There was no significant difference in adverse events including new onset diabetes, or myalgia. For those concerned about the effect of lowering LDL on cognitive function this trial had a specific subset to look at this question and showed no memory issues with lower LDL.

What does this mean for New Zealand?

It is unlikely this drug will be in widespread use anytime soon. It is currently very expensive and the discussion will now turn to cost effectiveness. Fourier showed a significant decrease in both primary and secondary composite endpoints, which are described above. The trial did not show a significant decrease in CV mortality specifically. Some argue that its follow up was not long enough to show such a benefit and there is a monitoring arm continuing to see if the benefit increases over time. 

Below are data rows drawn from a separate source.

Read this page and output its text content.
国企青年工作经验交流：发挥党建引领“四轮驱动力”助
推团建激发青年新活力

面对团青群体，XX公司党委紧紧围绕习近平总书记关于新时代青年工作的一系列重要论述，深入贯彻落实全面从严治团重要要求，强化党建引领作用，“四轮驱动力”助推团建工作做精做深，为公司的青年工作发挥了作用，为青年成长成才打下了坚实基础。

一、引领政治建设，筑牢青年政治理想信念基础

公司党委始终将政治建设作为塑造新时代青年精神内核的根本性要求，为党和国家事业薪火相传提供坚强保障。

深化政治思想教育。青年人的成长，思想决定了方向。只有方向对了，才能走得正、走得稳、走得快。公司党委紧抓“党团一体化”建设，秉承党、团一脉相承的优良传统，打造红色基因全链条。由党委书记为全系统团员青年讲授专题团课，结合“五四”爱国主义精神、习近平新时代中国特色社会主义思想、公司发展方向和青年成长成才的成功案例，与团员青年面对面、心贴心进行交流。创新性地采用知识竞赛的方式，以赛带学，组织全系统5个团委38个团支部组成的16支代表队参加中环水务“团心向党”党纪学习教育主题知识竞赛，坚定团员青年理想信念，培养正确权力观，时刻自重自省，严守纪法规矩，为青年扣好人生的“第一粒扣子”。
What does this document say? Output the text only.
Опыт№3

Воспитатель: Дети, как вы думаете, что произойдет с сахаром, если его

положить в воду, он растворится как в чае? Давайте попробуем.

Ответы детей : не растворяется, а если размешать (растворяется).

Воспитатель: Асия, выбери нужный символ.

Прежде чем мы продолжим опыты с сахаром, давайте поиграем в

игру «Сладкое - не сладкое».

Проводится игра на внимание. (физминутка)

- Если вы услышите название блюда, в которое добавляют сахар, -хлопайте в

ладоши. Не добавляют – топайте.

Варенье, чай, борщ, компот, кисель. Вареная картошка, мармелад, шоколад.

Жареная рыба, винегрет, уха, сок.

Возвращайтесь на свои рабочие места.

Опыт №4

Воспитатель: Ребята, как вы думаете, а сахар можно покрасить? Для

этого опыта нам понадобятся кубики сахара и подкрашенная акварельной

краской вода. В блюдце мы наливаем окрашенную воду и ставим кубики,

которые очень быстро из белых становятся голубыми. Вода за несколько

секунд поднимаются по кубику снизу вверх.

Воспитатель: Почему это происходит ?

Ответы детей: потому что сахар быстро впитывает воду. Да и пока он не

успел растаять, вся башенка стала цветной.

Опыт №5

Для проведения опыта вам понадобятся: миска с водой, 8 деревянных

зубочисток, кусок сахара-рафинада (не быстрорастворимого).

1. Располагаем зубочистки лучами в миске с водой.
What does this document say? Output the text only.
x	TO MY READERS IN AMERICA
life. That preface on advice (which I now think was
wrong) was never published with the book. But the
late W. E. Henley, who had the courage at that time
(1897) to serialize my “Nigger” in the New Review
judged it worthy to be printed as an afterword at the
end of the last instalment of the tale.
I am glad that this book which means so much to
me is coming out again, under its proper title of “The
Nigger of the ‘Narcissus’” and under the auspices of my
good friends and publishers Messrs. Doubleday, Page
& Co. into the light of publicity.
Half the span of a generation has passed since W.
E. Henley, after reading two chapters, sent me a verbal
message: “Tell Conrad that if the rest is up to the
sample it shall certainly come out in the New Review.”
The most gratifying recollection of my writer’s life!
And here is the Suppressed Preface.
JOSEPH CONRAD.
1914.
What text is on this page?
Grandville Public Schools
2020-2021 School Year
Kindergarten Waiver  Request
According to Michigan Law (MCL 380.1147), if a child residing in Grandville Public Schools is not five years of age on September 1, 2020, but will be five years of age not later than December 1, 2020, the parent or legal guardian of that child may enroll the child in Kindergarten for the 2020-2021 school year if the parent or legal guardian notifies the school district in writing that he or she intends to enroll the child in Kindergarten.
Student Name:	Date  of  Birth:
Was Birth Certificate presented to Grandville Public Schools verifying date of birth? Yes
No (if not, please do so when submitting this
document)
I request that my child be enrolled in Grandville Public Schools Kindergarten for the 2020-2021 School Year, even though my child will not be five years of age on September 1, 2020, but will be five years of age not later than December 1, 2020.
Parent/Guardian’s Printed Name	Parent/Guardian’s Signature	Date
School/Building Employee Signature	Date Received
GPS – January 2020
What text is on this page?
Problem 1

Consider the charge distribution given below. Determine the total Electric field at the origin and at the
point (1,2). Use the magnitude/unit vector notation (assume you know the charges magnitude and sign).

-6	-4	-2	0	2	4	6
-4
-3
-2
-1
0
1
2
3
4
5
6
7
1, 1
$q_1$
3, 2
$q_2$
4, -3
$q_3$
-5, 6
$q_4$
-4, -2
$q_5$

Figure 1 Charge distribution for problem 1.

Perhaps the most important point for us at this time is that the trial reaffirms the position of LDL as the target of treatment and that the lower the better for LDL in secondary prevention. The treatment arm had a median LDL of 0.78 mmol/L versus the standard treatment arm with a median of 1.45mmol/L, well below current targets in secondary prevention. 

Over the last few years there has been a shift away from setting targets for treatment but this trial, in addition to the evidence from other trials such as TNT and Improve- It, may well see targets being discussed again. When it comes to LDL, it looks like the lower the better.

Reference: Sabatine, M. S., et al. (2017). "Evolocumab and Clinical Outcomes in Patients with Cardiovascular Disease." N Engl J Med.